As I reflected on a simple handshake with a member who was, as fate would have it, attending an appointment at the time of the blast, I found myself compelled to strike this article driven by the sense that it needed increased awareness as an integral aspect of Corps history. I was shocked that as a member of the Corps for a decade and as a past Adjutant of the School of Military Engineering, I was unaware of the magnitude of such an event.
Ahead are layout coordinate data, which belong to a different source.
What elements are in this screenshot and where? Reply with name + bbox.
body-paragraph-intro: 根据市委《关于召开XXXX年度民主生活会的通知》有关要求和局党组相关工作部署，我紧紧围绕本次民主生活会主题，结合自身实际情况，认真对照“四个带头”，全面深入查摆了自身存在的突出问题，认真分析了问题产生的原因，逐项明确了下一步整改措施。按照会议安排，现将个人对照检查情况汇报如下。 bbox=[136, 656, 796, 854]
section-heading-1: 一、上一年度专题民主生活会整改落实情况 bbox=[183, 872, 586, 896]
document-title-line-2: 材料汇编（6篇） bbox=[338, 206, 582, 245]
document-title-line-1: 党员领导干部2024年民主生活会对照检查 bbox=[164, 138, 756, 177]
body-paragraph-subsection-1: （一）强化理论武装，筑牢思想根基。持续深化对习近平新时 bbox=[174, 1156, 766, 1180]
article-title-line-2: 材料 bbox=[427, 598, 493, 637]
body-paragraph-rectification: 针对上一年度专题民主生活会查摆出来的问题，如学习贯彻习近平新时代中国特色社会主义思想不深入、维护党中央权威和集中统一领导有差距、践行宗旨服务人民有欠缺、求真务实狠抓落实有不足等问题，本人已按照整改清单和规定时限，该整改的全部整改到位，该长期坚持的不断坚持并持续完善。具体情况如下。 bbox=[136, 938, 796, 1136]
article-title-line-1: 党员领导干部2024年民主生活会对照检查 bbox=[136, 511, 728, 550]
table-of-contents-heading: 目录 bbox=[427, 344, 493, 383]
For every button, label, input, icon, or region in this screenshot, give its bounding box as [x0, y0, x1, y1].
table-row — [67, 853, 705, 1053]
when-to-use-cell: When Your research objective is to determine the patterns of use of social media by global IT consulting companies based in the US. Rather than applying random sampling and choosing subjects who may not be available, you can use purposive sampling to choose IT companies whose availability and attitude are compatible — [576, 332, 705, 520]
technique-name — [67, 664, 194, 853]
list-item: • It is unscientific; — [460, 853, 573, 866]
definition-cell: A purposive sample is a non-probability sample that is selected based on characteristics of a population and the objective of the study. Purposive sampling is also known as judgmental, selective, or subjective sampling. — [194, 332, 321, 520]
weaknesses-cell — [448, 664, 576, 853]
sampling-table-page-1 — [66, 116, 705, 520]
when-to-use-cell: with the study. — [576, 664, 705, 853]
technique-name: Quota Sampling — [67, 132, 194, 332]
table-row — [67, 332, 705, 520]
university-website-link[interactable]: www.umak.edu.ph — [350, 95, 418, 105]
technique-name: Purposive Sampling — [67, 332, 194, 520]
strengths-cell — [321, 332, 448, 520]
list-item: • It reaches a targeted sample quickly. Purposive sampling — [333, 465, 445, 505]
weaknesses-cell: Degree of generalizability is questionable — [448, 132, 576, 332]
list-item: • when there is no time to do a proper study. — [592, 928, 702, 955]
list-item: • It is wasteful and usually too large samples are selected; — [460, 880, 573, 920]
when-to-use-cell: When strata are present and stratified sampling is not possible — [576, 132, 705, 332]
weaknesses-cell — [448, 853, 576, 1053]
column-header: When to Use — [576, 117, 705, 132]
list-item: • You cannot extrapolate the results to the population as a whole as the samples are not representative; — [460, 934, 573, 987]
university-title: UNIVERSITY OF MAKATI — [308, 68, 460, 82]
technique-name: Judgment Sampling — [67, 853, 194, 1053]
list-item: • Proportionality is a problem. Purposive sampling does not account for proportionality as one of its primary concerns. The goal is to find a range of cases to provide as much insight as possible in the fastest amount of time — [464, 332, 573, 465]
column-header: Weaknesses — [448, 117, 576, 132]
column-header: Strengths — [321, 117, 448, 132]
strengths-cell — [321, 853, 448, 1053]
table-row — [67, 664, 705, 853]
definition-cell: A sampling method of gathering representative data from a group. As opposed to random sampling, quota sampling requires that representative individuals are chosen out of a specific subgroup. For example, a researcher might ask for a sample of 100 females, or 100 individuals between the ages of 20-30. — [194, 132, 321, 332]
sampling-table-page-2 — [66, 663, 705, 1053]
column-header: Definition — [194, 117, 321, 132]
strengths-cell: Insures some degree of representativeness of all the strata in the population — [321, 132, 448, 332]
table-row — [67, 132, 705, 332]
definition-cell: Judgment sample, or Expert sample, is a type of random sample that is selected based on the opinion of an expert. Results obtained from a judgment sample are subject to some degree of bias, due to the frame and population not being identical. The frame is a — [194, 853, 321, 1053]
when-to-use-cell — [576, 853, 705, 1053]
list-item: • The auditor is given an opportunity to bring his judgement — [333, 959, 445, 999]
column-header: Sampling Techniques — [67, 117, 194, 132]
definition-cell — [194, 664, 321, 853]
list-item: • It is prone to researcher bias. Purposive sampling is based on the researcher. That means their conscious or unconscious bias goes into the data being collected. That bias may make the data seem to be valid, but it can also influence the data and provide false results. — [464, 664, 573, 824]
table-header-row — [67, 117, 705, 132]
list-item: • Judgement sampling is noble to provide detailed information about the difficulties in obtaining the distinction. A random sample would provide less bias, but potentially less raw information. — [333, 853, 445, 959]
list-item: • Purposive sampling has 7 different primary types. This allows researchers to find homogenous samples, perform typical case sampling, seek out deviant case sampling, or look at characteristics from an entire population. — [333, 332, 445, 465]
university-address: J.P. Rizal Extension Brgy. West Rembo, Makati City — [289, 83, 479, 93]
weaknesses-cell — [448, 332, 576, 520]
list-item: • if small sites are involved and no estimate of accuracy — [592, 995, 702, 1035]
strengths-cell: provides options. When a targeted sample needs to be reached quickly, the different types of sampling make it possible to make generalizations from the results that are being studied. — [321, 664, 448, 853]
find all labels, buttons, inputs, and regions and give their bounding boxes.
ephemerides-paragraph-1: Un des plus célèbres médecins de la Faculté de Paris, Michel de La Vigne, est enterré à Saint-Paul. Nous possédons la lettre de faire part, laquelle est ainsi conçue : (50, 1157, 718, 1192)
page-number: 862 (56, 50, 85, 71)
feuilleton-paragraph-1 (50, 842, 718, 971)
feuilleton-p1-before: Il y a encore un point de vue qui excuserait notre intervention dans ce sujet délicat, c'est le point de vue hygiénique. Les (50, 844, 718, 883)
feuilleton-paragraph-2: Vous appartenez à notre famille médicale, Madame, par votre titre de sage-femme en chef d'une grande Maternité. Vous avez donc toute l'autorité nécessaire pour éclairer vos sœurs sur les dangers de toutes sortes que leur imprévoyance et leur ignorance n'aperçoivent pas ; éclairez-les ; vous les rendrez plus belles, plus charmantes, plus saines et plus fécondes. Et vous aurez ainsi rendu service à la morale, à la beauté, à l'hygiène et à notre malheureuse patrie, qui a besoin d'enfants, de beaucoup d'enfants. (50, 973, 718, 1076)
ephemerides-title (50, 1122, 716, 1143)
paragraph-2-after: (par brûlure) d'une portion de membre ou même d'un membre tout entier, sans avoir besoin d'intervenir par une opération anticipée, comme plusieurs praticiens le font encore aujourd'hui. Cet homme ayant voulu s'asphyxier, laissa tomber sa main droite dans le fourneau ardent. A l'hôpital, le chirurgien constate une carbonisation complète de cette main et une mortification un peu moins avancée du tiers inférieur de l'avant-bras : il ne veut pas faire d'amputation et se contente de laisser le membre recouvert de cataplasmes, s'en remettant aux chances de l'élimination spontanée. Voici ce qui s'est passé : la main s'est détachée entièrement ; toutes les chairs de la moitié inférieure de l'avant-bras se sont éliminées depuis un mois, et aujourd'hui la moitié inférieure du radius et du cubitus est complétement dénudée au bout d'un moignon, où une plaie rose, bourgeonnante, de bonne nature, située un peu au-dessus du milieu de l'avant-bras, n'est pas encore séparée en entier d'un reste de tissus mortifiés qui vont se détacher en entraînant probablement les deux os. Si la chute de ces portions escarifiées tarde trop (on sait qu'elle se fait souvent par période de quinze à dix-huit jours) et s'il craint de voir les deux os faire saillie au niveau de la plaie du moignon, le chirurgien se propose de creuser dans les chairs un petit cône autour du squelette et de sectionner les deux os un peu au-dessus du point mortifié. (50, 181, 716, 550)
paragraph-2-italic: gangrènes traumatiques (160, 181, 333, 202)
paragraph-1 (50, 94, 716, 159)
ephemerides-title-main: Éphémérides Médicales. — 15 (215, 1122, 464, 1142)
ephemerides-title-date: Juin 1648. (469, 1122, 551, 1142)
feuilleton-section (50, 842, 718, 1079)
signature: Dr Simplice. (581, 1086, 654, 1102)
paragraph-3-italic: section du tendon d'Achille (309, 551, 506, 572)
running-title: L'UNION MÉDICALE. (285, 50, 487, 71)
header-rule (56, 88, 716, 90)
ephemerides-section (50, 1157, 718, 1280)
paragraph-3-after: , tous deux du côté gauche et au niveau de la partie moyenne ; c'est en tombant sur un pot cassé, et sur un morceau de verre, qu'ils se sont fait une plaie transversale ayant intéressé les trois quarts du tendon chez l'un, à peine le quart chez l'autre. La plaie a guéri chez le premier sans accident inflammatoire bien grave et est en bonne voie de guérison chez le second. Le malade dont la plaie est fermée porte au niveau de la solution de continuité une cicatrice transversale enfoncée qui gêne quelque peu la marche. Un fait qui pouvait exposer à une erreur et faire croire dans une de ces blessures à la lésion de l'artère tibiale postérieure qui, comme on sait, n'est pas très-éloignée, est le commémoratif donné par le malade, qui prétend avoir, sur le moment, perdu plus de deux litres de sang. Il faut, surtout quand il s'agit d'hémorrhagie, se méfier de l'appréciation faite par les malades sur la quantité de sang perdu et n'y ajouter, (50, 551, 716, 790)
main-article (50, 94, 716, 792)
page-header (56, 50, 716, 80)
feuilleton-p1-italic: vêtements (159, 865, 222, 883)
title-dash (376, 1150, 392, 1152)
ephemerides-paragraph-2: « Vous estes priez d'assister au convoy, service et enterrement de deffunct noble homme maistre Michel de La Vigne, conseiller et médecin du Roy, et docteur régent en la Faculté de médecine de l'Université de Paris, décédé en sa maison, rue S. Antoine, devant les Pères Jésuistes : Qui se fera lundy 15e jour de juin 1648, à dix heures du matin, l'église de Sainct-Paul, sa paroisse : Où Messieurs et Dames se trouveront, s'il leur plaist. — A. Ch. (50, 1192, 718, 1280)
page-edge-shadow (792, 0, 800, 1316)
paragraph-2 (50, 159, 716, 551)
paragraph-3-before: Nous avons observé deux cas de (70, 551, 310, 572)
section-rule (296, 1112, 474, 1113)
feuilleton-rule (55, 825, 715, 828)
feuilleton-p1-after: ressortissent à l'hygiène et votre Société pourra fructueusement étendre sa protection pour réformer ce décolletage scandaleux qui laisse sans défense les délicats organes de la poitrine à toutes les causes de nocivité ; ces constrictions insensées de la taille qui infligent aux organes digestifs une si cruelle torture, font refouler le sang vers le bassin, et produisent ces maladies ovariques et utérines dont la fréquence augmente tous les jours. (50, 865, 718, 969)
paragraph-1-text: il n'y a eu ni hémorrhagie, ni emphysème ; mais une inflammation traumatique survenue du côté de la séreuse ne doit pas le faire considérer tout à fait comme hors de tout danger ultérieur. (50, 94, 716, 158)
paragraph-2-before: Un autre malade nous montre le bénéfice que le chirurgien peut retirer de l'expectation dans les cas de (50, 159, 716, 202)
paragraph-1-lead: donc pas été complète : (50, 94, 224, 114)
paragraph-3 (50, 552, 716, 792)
As age will continue to claim those that remember that day, I believe it is fitting the Sappers that continue to serve make effort to remember those that have given their lives, not simply in conflict, but also through training for it.
As an Army we continue to learn how to manage those that suffer following a traumatic event and perhaps the lessons associated with the past at times have not been fully learnt, as I am sure mates and commanders of those Sappers lost in recent operations can relate to the comments below:
‘Fellow instructors and Sappers were devastated by the explosion, particularly those who had to pack up the belongings of their mates. Paddy Cranswick was particularly distressed he was left alone in the six-man tent he had shared with Sappers killed in the explosion for several days. Paddy still has nightmares which, he says, are like repeatedly watching the accident unfold ‘as if watching it on TV’.
Perhaps we as a Corps owe elements of our Demolition Range Safety practices to these members and that the tragic loss has in some way contributed to the safety of all Sappers hence forth, and for that, Lest We Forget.
The Kapooka Tragedy Memorial and the Wagga Wagga Cemetery are open to the public and recommended as a worthy visit. The author would like to thank and acknowledge the efforts of local historian Sherry Morris in researching and helping to revive this part of Corps history.